Hydrick further assessed the scene and watched as the man tried to drag the woman from the front of the store further into the building.

“I knew I had to do something,” Hydrick said. “I yelled at him to ‘Calm down!’ and to ‘Drop the knife!’ I backed away from my family and circled far away from them. He let go of her pretty much immediately.”

She ran away quickly, and while it appeared she was safe, the story didn’t end there, Hydrick said.

“After she broke away, he took a couple of steps towards me. He looked to be about in his 50s, and clearly was unstable,” he said.

“I didn’t want to charge him because he was holding a knife, but I knew I needed to keep his attention on me,” Hydrick said.

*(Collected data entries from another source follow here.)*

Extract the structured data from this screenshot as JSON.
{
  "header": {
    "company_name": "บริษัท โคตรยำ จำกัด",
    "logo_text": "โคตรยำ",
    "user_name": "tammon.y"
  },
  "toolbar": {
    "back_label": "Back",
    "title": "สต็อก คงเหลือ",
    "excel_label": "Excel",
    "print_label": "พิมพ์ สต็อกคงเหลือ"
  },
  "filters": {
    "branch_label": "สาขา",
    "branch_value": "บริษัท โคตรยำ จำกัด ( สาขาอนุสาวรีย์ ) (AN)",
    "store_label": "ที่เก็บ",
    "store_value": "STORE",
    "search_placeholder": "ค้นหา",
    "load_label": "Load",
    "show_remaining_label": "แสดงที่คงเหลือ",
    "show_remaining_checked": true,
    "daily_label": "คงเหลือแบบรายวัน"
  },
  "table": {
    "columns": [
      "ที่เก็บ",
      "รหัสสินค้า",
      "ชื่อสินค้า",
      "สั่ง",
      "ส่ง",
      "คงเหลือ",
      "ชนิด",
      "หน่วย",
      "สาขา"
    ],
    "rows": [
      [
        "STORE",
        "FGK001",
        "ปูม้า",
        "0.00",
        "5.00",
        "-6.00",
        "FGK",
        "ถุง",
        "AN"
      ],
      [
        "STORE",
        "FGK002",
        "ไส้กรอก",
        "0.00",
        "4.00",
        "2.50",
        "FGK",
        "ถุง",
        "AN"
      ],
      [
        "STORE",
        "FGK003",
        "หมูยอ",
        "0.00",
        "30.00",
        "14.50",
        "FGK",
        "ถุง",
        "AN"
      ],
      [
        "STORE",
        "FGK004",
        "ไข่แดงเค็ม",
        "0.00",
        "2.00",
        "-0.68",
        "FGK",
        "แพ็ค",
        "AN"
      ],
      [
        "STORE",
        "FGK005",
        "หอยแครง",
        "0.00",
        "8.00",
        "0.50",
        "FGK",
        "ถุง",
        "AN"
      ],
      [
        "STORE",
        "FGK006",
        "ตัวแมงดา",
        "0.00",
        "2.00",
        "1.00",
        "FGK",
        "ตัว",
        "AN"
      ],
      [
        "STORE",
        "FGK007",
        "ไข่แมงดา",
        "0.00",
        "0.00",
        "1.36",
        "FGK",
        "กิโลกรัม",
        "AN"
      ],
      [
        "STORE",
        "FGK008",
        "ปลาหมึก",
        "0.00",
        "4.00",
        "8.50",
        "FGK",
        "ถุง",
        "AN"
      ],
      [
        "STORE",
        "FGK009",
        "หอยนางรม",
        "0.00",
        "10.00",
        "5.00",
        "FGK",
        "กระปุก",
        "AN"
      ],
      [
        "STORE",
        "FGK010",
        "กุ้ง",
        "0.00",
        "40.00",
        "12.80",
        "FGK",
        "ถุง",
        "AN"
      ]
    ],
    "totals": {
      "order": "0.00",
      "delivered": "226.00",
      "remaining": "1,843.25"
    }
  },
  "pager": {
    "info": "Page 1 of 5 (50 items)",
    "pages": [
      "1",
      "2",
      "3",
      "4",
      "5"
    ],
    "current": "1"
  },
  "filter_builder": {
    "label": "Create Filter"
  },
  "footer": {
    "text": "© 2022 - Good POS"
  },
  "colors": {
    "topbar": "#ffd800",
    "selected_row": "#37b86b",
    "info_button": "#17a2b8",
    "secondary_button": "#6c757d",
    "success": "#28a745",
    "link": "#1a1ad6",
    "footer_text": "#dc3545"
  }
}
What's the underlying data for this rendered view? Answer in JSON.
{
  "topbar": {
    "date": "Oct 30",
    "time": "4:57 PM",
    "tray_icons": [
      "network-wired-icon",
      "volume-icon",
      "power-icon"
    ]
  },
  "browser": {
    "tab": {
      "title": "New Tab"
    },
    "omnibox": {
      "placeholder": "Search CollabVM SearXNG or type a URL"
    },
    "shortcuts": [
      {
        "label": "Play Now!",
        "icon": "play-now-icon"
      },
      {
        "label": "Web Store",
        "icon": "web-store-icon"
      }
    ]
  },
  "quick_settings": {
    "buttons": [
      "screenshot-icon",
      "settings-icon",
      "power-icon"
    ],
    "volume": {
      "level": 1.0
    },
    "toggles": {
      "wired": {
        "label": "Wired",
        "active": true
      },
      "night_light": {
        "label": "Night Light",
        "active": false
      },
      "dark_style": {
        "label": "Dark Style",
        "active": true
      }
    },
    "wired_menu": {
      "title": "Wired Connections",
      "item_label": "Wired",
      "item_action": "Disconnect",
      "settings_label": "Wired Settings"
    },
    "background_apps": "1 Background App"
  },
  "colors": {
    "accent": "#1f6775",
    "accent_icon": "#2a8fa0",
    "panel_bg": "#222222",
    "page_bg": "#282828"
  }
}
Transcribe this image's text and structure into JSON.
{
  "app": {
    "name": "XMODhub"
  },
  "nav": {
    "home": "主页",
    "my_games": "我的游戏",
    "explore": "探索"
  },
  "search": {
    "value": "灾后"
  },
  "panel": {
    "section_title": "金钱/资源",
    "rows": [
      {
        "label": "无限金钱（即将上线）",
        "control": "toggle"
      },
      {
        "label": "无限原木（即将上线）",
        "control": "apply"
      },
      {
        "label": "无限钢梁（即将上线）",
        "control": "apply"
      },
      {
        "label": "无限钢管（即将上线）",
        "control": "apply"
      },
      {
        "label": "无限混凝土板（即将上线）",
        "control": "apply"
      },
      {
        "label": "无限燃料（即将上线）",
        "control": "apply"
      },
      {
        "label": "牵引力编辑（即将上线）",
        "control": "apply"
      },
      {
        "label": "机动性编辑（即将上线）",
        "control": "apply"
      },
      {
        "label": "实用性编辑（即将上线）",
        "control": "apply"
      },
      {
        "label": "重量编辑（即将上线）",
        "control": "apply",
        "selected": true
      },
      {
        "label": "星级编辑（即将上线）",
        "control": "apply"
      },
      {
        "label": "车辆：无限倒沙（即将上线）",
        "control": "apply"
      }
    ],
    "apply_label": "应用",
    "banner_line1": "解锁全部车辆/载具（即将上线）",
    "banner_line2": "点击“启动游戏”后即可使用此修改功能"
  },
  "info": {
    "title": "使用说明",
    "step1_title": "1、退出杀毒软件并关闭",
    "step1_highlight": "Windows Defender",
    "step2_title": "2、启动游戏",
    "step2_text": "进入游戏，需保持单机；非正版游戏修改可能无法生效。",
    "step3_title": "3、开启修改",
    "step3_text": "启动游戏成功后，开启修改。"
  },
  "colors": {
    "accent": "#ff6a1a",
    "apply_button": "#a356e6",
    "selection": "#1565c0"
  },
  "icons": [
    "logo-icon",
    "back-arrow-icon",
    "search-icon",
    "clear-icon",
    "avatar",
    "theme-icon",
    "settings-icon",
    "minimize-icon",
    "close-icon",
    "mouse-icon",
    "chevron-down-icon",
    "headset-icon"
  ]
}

“Then more people realized what was going, and people started calling, ‘He’s got a knife, get back!’ The man stopped coming towards me and began to walk through the store. I started to follow him and two guys came with me. He kept waiving the knife and ranting at people – at one point he got real close to grabbing a Walmart employee,” Hydrick said.

“Very suddenly one of the guys I was following him with, grabbed his arm without the knife and swung him down on the ground. Me and the other guy jumped on him. I pinned his knife arm and pried the knife from him,” he said.

“Once I had the knife away from him, I folded it up and we got off of him,” Hdyrick said. “Then the guy left and went over to the entrance, but by then the police had arrived. He had this really crazy look on his face.”

“I watched as the police officer subdued him with a Tazer, and I gave the knife to a Walmart employee,” he said.

“I went outside to check on the girl, and she was dripping blood off her arm and already talking to the police,” he said. “I learned she was OK, and at that point I was ready to get my family out of there.”

“This could have been an entirely different scenario,” he said. “And it happened fast. Be aware of your surroundings. Simple situational awareness kept the woman from being hurt a lot worse.”

“I scan rooms faster and more often now when I’m out in town, even more so than I did before,” Hydrick said.

“I just saw that she needed help. A young girl in her mid 20s. I couldn’t just let him go back to her,” he said. “I didn’t know if he was zoned in on her or what.”

Hydrick said he later learned the woman had likely been targeted, and that the man was seen regularly at the shopping center.

“Initially I thought he had a scalpel, but then found out it was Swiss army knife. I sustained a small cut when getting the knife from him,” Hydrick said.

The Hydrick family left the shopping center after the incident, but they did not rent a Redbox movie that dramatic day.

A couple of days later, Hydrick made his statement at the Great Falls Police Department.